By Michael Thompson

Just two days before it was slated to take effect, California’s controversial new law on mandatory arbitration agreements is in legal limbo. AB 51, signed by the Governor in October, would make it an unlawful employment practice for an employer to require employees or applicants to “waive any right, forum, or procedure for a violation of” the California Fair Employment and Housing Act (FEHA) or the Labor Code. In other words, employers could no longer force employees to sign arbitration agreements. (Arbitration agreements entered into prior to the New Year are not affected by AB 51.)

But on Monday, December 30, 2019, District Judge Kimberly J. Mueller of the Eastern District of California issued a temporary restraining order barring California’s Attorney General, Labor Commissioner, and other relevant officials from enforcing AB 51. The court found that a collection of business groups led by the U.S. Chamber of Commerce “have raised serious questions regarding whether the challenged statute is preempted by the Federal Arbitration Act as construed by the United States Supreme Court.”

Unless an appellate court intervenes, the TRO will remain in place while Judge Mueller considers a request by the plaintiffs for a preliminary injunction. The court set a January 10, 2020, hearing date on the preliminary injunction motion.

Ultimately, we can expect the parties to continue this fight all the way to the United States Supreme Court. This will be the latest chapter in a years-long tug-of-war over the use of arbitration agreements by employers in California.  Various California courts and legislators have sought to restrict employer efforts to remove employment claims from court to private arbitration. The US Supreme Court, meanwhile, has struck down various restrictions on arbitration agreements as being inconsistent with the favorable view of arbitration expressed by the Federal Arbitration Act.

So what do employers do in the meantime? Can you mandate arbitration agreements until further notice?

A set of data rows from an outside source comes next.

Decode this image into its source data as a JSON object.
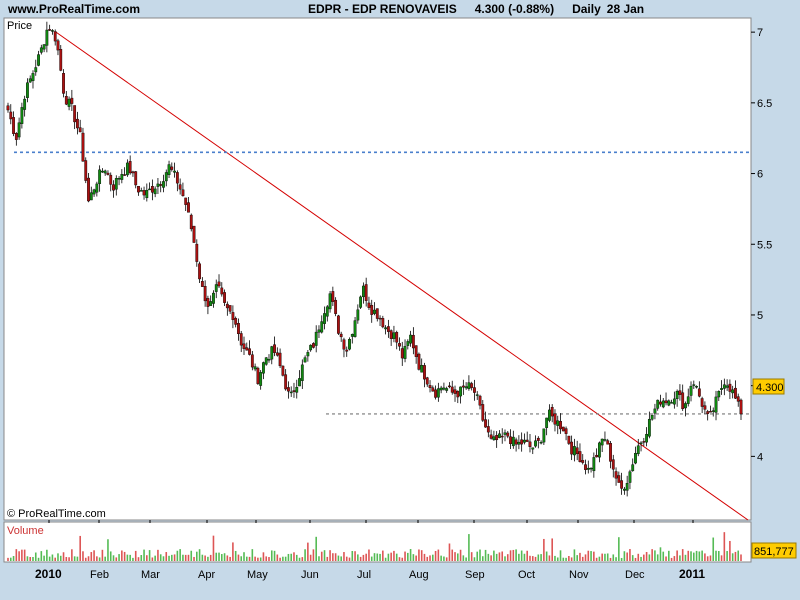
{
  "header": {
    "site": "www.ProRealTime.com",
    "symbol": "EDPR - EDP RENOVAVEIS",
    "last": "4.300 (-0.88%)",
    "period": "Daily",
    "date": "28 Jan"
  },
  "panel_labels": {
    "price": "Price",
    "volume": "Volume",
    "copyright": "© ProRealTime.com"
  },
  "tags": {
    "last_price": "4.300",
    "last_volume": "851,777"
  },
  "colors": {
    "background": "#c6d9e8",
    "up": "#118811",
    "down": "#aa1111",
    "trendline": "#d40000",
    "support": "#4a7fcc",
    "volume": "#dd5555",
    "tag": "#ffcc00"
  },
  "chart_data": {
    "type": "candlestick",
    "y_axis": {
      "range": [
        3.55,
        7.1
      ],
      "ticks": [
        "4",
        "4.5",
        "5",
        "5.5",
        "6",
        "6.5",
        "7"
      ]
    },
    "x_axis": {
      "ticks": [
        "2010",
        "Feb",
        "Mar",
        "Apr",
        "May",
        "Jun",
        "Jul",
        "Aug",
        "Sep",
        "Oct",
        "Nov",
        "Dec",
        "2011",
        "Jan"
      ],
      "labels_shown": [
        "2010",
        "Feb",
        "Mar",
        "Apr",
        "May",
        "Jun",
        "Jul",
        "Aug",
        "Sep",
        "Oct",
        "Nov",
        "Dec",
        "2011"
      ]
    },
    "series": [
      {
        "name": "price",
        "path": [
          [
            "Jan 04",
            6.45
          ],
          [
            "Jan 08",
            6.25
          ],
          [
            "Jan 14",
            6.55
          ],
          [
            "Jan 20",
            6.7
          ],
          [
            "Jan 25",
            6.85
          ],
          [
            "Jan 28",
            7.05
          ],
          [
            "Feb 01",
            6.95
          ],
          [
            "Feb 05",
            6.55
          ],
          [
            "Feb 09",
            6.45
          ],
          [
            "Feb 15",
            6.25
          ],
          [
            "Feb 19",
            5.8
          ],
          [
            "Feb 24",
            5.95
          ],
          [
            "Mar 01",
            6.05
          ],
          [
            "Mar 05",
            5.9
          ],
          [
            "Mar 10",
            6.0
          ],
          [
            "Mar 15",
            6.05
          ],
          [
            "Mar 19",
            5.9
          ],
          [
            "Mar 24",
            5.85
          ],
          [
            "Mar 30",
            5.9
          ],
          [
            "Apr 05",
            5.95
          ],
          [
            "Apr 08",
            6.05
          ],
          [
            "Apr 13",
            5.95
          ],
          [
            "Apr 16",
            5.8
          ],
          [
            "Apr 21",
            5.55
          ],
          [
            "Apr 26",
            5.2
          ],
          [
            "Apr 30",
            5.05
          ],
          [
            "May 05",
            5.2
          ],
          [
            "May 10",
            5.05
          ],
          [
            "May 14",
            5.0
          ],
          [
            "May 19",
            4.8
          ],
          [
            "May 24",
            4.7
          ],
          [
            "May 27",
            4.55
          ],
          [
            "Jun 01",
            4.7
          ],
          [
            "Jun 04",
            4.75
          ],
          [
            "Jun 08",
            4.6
          ],
          [
            "Jun 10",
            4.4
          ],
          [
            "Jun 15",
            4.55
          ],
          [
            "Jun 18",
            4.7
          ],
          [
            "Jun 23",
            4.8
          ],
          [
            "Jun 28",
            5.0
          ],
          [
            "Jul 01",
            5.15
          ],
          [
            "Jul 05",
            4.9
          ],
          [
            "Jul 08",
            4.75
          ],
          [
            "Jul 12",
            4.95
          ],
          [
            "Jul 15",
            5.2
          ],
          [
            "Jul 20",
            5.05
          ],
          [
            "Jul 23",
            5.0
          ],
          [
            "Jul 28",
            4.9
          ],
          [
            "Aug 02",
            4.85
          ],
          [
            "Aug 06",
            4.7
          ],
          [
            "Aug 11",
            4.85
          ],
          [
            "Aug 16",
            4.65
          ],
          [
            "Aug 19",
            4.55
          ],
          [
            "Aug 25",
            4.45
          ],
          [
            "Aug 30",
            4.5
          ],
          [
            "Sep 03",
            4.45
          ],
          [
            "Sep 08",
            4.45
          ],
          [
            "Sep 13",
            4.5
          ],
          [
            "Sep 16",
            4.45
          ],
          [
            "Sep 20",
            4.25
          ],
          [
            "Sep 24",
            4.1
          ],
          [
            "Sep 28",
            4.12
          ],
          [
            "Oct 01",
            4.15
          ],
          [
            "Oct 06",
            4.08
          ],
          [
            "Oct 11",
            4.1
          ],
          [
            "Oct 15",
            4.06
          ],
          [
            "Oct 20",
            4.1
          ],
          [
            "Oct 25",
            4.3
          ],
          [
            "Oct 28",
            4.25
          ],
          [
            "Nov 02",
            4.2
          ],
          [
            "Nov 05",
            4.05
          ],
          [
            "Nov 10",
            4.0
          ],
          [
            "Nov 15",
            3.9
          ],
          [
            "Nov 18",
            4.0
          ],
          [
            "Nov 23",
            4.15
          ],
          [
            "Nov 26",
            3.95
          ],
          [
            "Nov 30",
            3.75
          ],
          [
            "Dec 03",
            3.85
          ],
          [
            "Dec 07",
            4.05
          ],
          [
            "Dec 10",
            4.15
          ],
          [
            "Dec 13",
            4.3
          ],
          [
            "Dec 16",
            4.4
          ],
          [
            "Dec 21",
            4.4
          ],
          [
            "Dec 27",
            4.45
          ],
          [
            "Dec 31",
            4.35
          ],
          [
            "Jan 04",
            4.55
          ],
          [
            "Jan 07",
            4.4
          ],
          [
            "Jan 11",
            4.25
          ],
          [
            "Jan 14",
            4.4
          ],
          [
            "Jan 19",
            4.55
          ],
          [
            "Jan 24",
            4.45
          ],
          [
            "Jan 28",
            4.3
          ]
        ]
      }
    ],
    "lines": [
      {
        "name": "resistance",
        "from": [
          "Jan 29 2010",
          7.0
        ],
        "to": [
          "Jan 28 2011",
          3.55
        ]
      },
      {
        "name": "support",
        "value": 6.15,
        "style": "dotted"
      },
      {
        "name": "last",
        "value": 4.3,
        "style": "dotted"
      }
    ]
  }
}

Even with California officials currently barred from enforcing AB 51, there is some potential risk to employers if AB 51 ultimately survives this court challenge. This is because AB 51 gives an employee a private right of action against an employer who forces the employee to sign an arbitration agreement or retaliates against the employee for refusing to do so. Employers who wish to implement or maintain mandatory arbitration policies should consult counsel and track developments in this litigation through the district court, the Ninth Circuit, and the US Supreme Court.

Alternatively, voluntary arbitration agreements will remain legal regardless of AB 51’s fate. Because plaintiff attorneys frequently challenge arbitration agreements on various fairness grounds, voluntary arbitration agreements have the added benefit of being easier for employers to enforce in court.